One of the key welfare policy innovations Reagan championed was adding work requirements for public benefits like food stamps and cash assistance. Though some modest pilot welfare-to-work programs were put in place in the 1980s, these efforts were limited. The first meaningful work requirements for food stamps were instituted in 1996 as part of the federal welfare reforms passed under Bill Clinton’s administration.

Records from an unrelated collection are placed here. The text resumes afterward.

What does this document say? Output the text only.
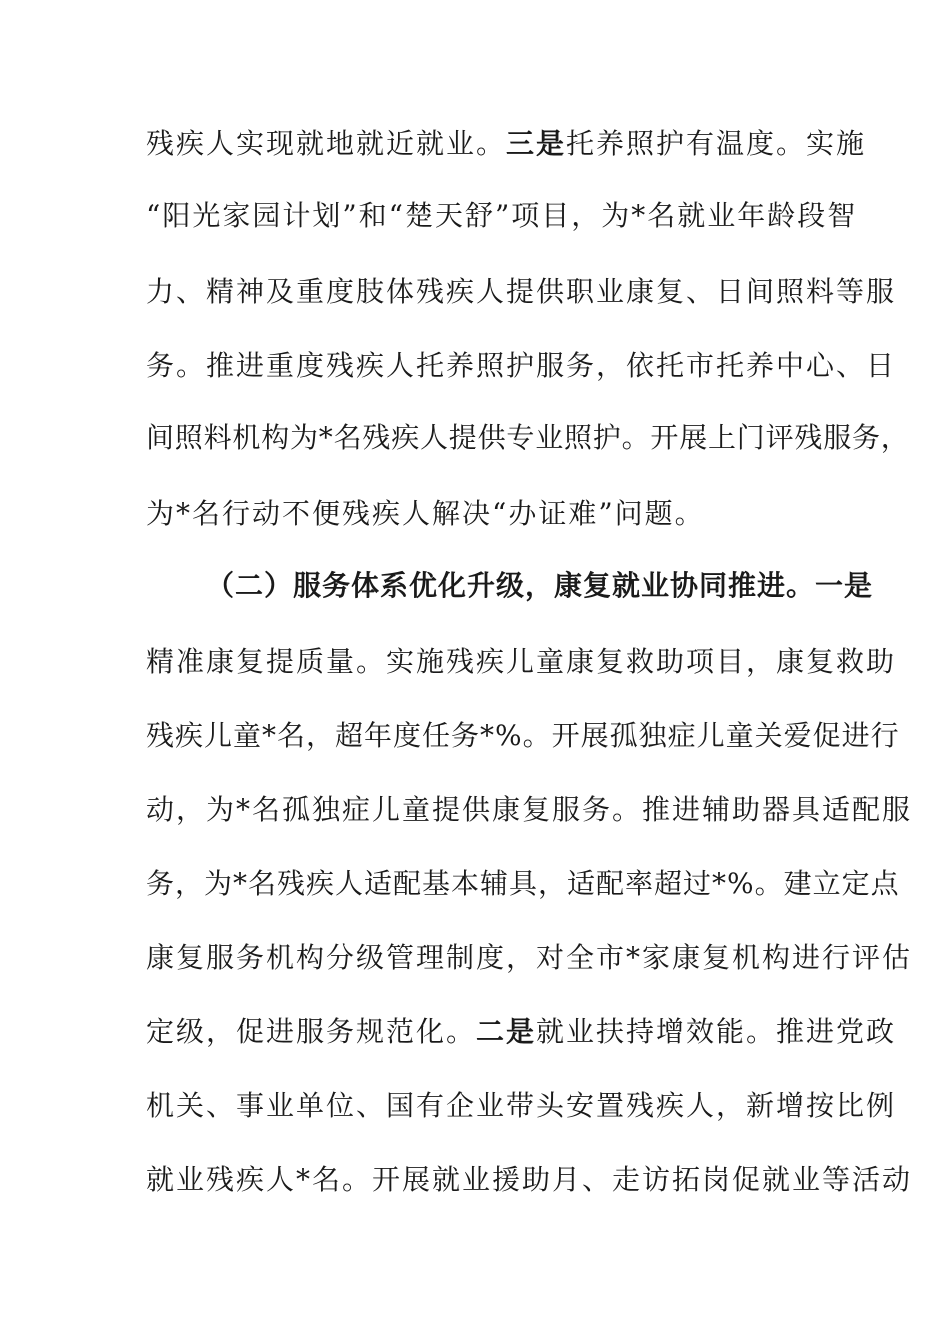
残疾人实现就地就近就业。三是托养照护有温度。实施
“阳光家园计划”和“楚天舒”项目，为*名就业年龄段智
力、精神及重度肢体残疾人提供职业康复、日间照料等服
务。推进重度残疾人托养照护服务，依托市托养中心、日
间照料机构为*名残疾人提供专业照护。开展上门评残服务，
为*名行动不便残疾人解决“办证难”问题。
（二）服务体系优化升级，康复就业协同推进。一是
精准康复提质量。实施残疾儿童康复救助项目，康复救助
残疾儿童*名，超年度任务*%。开展孤独症儿童关爱促进行
动，为*名孤独症儿童提供康复服务。推进辅助器具适配服
务，为*名残疾人适配基本辅具，适配率超过*%。建立定点
康复服务机构分级管理制度，对全市*家康复机构进行评估
定级，促进服务规范化。二是就业扶持增效能。推进党政
机关、事业单位、国有企业带头安置残疾人，新增按比例
就业残疾人*名。开展就业援助月、走访拓岗促就业等活动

Clinton’s campaign pledge to “end welfare as we know it” set him apart from other Democratic leaders. It signaled a willingness to abandon a Keynesian approach to the welfare state that would protect programs that redistribute resources to people when the market fails them. Instead, Clinton’s ascendency marked the consolidation of a brand of market triumphalism, often referred to as neoliberalism, that saw free, unregulated markets as the solution to a whole range of social issues—including poverty and hunger (Maskovsky and Goode 2001). From a policy perspective, Clinton defined the solution to poverty as participating in the market as a worker, particularly for poor women with children who were the primary beneficiaries of cash and food assistance. Citizenship itself was redefined as both the right and the obligation to participate in markets.

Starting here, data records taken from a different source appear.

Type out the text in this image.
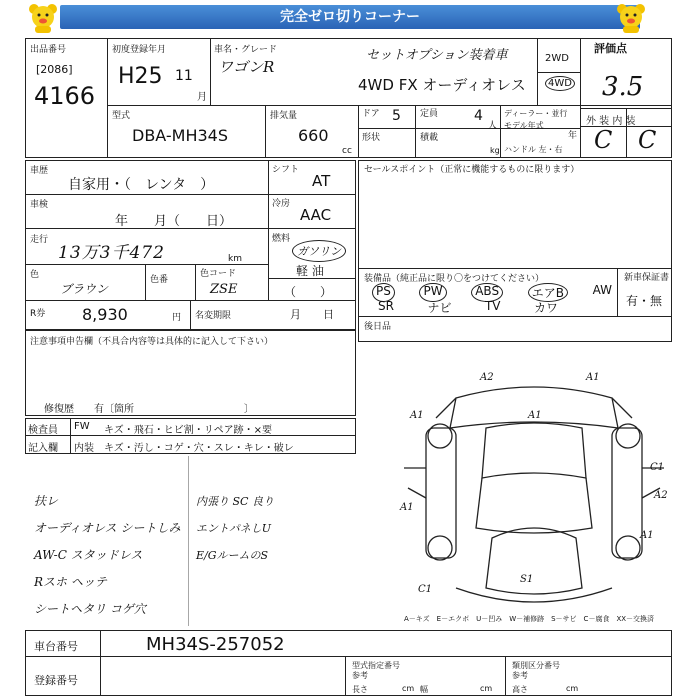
完全ゼロ切りコーナー
出品番号
[2086]
4166
初度登録年月
H25 11
月
車名・グレード
ワゴンR
セットオプション装着車
4WD FX オーディオレス
2WD
4WD
評価点
3.5
外 装 内 装
C C
型式
DBA-MH34S
排気量
660
cc
ドア 5 定員	4
人
ディーラー・並行
モデル年式
年
形状	積載
kg ハンドル 左・右
車歴
自家用・（　レンタ　）
シフト
AT
車検
年　　月（　　日）
冷房
AAC
走行
13万3千472	km
燃料
ガソリン
軽 油
（　　）
色
ブラウン
色番
色コード
ZSE
R券 8,930	円 名変期限	月　　日
セールスポイント（正常に機能するものに限ります）
装備品（純正品に限り〇をつけてください）
PS	PW	ABS	エアB	AW
SR	ナビ	TV	カワ
新車保証書
有・無
後日品
注意事項申告欄（不具合内容等は具体的に記入して下さい）
修復歴　　有〔箇所　　　　　　　　　　　〕
検査員 FW キズ・飛石・ヒビ割・リペア跡・×要
記入欄 内装 キズ・汚し・コゲ・穴・スレ・キレ・破レ
扶レ
オーディオレス シートしみ
AW-C スタッドレス
Rスホ ヘッテ
シートヘタリ コゲ穴
内張り SC 良り
エントパネしU
E/GルームのS
A2	A1
A1
A1
C1
A1
A2
A1
C1
S1
A－キズ　E－エクボ　U－凹み　W－補修跡　S－サビ　C－腐食　XX－交換済
車台番号	MH34S-257052
登録番号
型式指定番号
参考
類別区分番号
参考
長さ	cm 幅	cm 高さ	cm
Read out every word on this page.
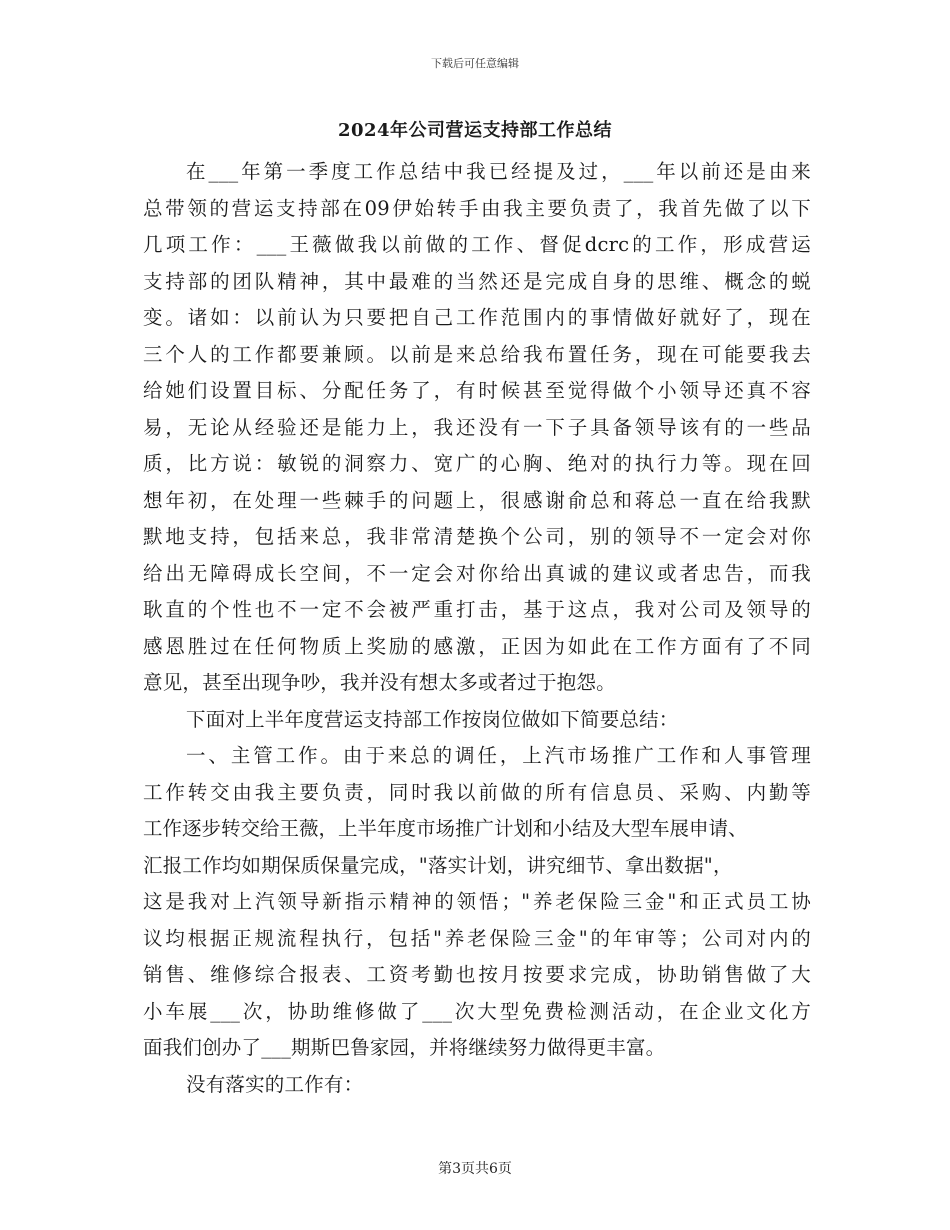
下载后可任意编辑
2024年公司营运支持部工作总结
在___年第一季度工作总结中我已经提及过，___年以前还是由来
总带领的营运支持部在09伊始转手由我主要负责了，我首先做了以下
几项工作：___王薇做我以前做的工作、督促dcrc的工作，形成营运
支持部的团队精神，其中最难的当然还是完成自身的思维、概念的蜕
变。诸如：以前认为只要把自己工作范围内的事情做好就好了，现在
三个人的工作都要兼顾。以前是来总给我布置任务，现在可能要我去
给她们设置目标、分配任务了，有时候甚至觉得做个小领导还真不容
易，无论从经验还是能力上，我还没有一下子具备领导该有的一些品
质，比方说：敏锐的洞察力、宽广的心胸、绝对的执行力等。现在回
想年初，在处理一些棘手的问题上，很感谢俞总和蒋总一直在给我默
默地支持，包括来总，我非常清楚换个公司，别的领导不一定会对你
给出无障碍成长空间，不一定会对你给出真诚的建议或者忠告，而我
耿直的个性也不一定不会被严重打击，基于这点，我对公司及领导的
感恩胜过在任何物质上奖励的感激，正因为如此在工作方面有了不同
意见，甚至出现争吵，我并没有想太多或者过于抱怨。
下面对上半年度营运支持部工作按岗位做如下简要总结：
一、主管工作。由于来总的调任，上汽市场推广工作和人事管理
工作转交由我主要负责，同时我以前做的所有信息员、采购、内勤等
工作逐步转交给王薇，上半年度市场推广计划和小结及大型车展申请、
汇报工作均如期保质保量完成，"落实计划，讲究细节、拿出数据"，
这是我对上汽领导新指示精神的领悟；"养老保险三金"和正式员工协
议均根据正规流程执行，包括"养老保险三金"的年审等；公司对内的
销售、维修综合报表、工资考勤也按月按要求完成，协助销售做了大
小车展___次，协助维修做了___次大型免费检测活动，在企业文化方
面我们创办了___期斯巴鲁家园，并将继续努力做得更丰富。
没有落实的工作有：
第3页共6页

Welfare reforms in the Clinton era directly undermined the gendered exemption from work for poor mothers caring for young children. Millions of poor women left the welfare rolls after the passage of welfare reform in the late 1990s, and when they did, they often lost their food stamp benefits. The diversionary tactics local welfare offices employed to discourage families from applying for cash assistance after the passage of welfare reform were also employed to discourage them from applying for food stamps (Davis 2002, Independent Budget Office 2008). Food stamp rolls plummeted after 1996, falling from twenty-five million in 1995 to just below seventeen million in 2000 (Wolkwitz 2007). The steep drop in the food stamp rolls set the stage for the revival of food assistance as a strategic policy intervention designed to meet the needs of the working poor.
SELECTIVE CARE
If the face of a starving child motivated the expansion of food stamps in the 1970s, it was the face of the working mom who could not afford healthy food that inspired the expansion of food assistance at the turn of the twenty-first century. In the wake of welfare reform, women entered the work force, but found they often could not move out of poverty, despite working full time (Lein 2007, Newman 2001).